Today In Charleston History: May 14

1660-Restoration
General_Monck, by David_Loggan, 1661, National Portrait Gallery, London

General Monck, by David Loggan, 1661, National Portrait Gallery, London

With the military support of General George Monck, governor of Scotland and Duke of Albemarle, Charles II was proclaimed king of England. For his service, Monck was named one of the original Lords Proprietors of Carolina in 1663.

1729 – Royal Colony

King George bought out the Lords Proprietors, finalizing South Carolina’s transformation into a Royal Colony. The agreed payment was £2500 sterling ($250,000) and £5000 sterling to cover incidental expenses.

1802 – Aaron Burr

Vice President Aaron Burr dined at the Carolina Coffee-House at 120 East Bay Street in the company of Captain John Blake. Eighteen toasts were drunk during the evening. Burr was in Charleston to visit his daughter, Theodosia, on the occasion of the birth of her son. 

1838 – Marriage

In Philadelphia, Angelina Grimke of Charleston married Theodore Weld, editor of the abolitionist newspaper The Emancipator.  The ceremony was attended by eighty mixed race guests.

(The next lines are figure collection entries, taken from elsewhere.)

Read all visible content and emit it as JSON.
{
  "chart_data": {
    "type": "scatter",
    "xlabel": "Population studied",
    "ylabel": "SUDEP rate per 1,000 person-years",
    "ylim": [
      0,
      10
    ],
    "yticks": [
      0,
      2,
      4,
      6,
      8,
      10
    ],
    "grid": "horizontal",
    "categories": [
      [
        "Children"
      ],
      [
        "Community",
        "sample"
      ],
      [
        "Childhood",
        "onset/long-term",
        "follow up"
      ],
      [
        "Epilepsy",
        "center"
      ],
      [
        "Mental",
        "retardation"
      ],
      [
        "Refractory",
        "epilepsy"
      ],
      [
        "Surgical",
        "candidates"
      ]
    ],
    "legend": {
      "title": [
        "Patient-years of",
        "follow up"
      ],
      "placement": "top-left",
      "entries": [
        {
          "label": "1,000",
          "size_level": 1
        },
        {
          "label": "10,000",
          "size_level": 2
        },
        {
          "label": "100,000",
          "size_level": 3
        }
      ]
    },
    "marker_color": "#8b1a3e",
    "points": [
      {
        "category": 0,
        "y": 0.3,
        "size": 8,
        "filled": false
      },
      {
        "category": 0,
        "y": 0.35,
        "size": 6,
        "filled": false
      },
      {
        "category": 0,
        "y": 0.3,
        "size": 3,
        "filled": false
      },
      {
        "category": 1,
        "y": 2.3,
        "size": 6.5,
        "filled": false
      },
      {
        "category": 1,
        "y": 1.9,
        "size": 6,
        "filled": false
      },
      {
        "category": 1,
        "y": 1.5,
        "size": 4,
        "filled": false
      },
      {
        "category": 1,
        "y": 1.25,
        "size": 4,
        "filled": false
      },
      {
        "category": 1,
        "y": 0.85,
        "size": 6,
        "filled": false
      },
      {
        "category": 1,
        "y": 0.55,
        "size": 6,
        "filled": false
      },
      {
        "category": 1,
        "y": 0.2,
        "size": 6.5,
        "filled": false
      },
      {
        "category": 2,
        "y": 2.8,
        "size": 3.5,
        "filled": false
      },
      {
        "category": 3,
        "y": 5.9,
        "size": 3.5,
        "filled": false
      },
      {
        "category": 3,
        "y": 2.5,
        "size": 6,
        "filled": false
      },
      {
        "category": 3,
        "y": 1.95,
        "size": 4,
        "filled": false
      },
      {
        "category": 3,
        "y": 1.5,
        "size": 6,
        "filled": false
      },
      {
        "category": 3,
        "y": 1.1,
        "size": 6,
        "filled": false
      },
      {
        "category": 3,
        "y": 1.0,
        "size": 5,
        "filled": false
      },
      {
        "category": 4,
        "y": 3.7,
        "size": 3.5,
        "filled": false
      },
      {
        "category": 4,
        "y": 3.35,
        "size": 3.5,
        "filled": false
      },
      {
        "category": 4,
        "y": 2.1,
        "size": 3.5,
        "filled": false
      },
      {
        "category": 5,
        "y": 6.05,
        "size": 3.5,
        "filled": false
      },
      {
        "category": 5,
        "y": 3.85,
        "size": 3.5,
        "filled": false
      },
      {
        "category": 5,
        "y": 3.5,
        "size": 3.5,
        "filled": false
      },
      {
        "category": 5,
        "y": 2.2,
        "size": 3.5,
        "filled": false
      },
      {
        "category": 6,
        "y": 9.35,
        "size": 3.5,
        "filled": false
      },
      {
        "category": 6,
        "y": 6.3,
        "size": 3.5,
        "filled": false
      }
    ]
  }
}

Their wedding cake was made by a Negro confectioner, using only “free sugar” – sugar not harvested and manufactured by a slave system.

1863 – Abolition

 Angelina Grimke Weld attended the national convention of the American Anti-Slavery Society. She gave a speech titled “Address to the Soldiers of our Second Revolution” and stated:

My country is bleeding, my people are perishing around me, but I feel as a South Carolinian, I am bound to tell the North, go on! go on! Never falter, never abandon the principles which you have adopted.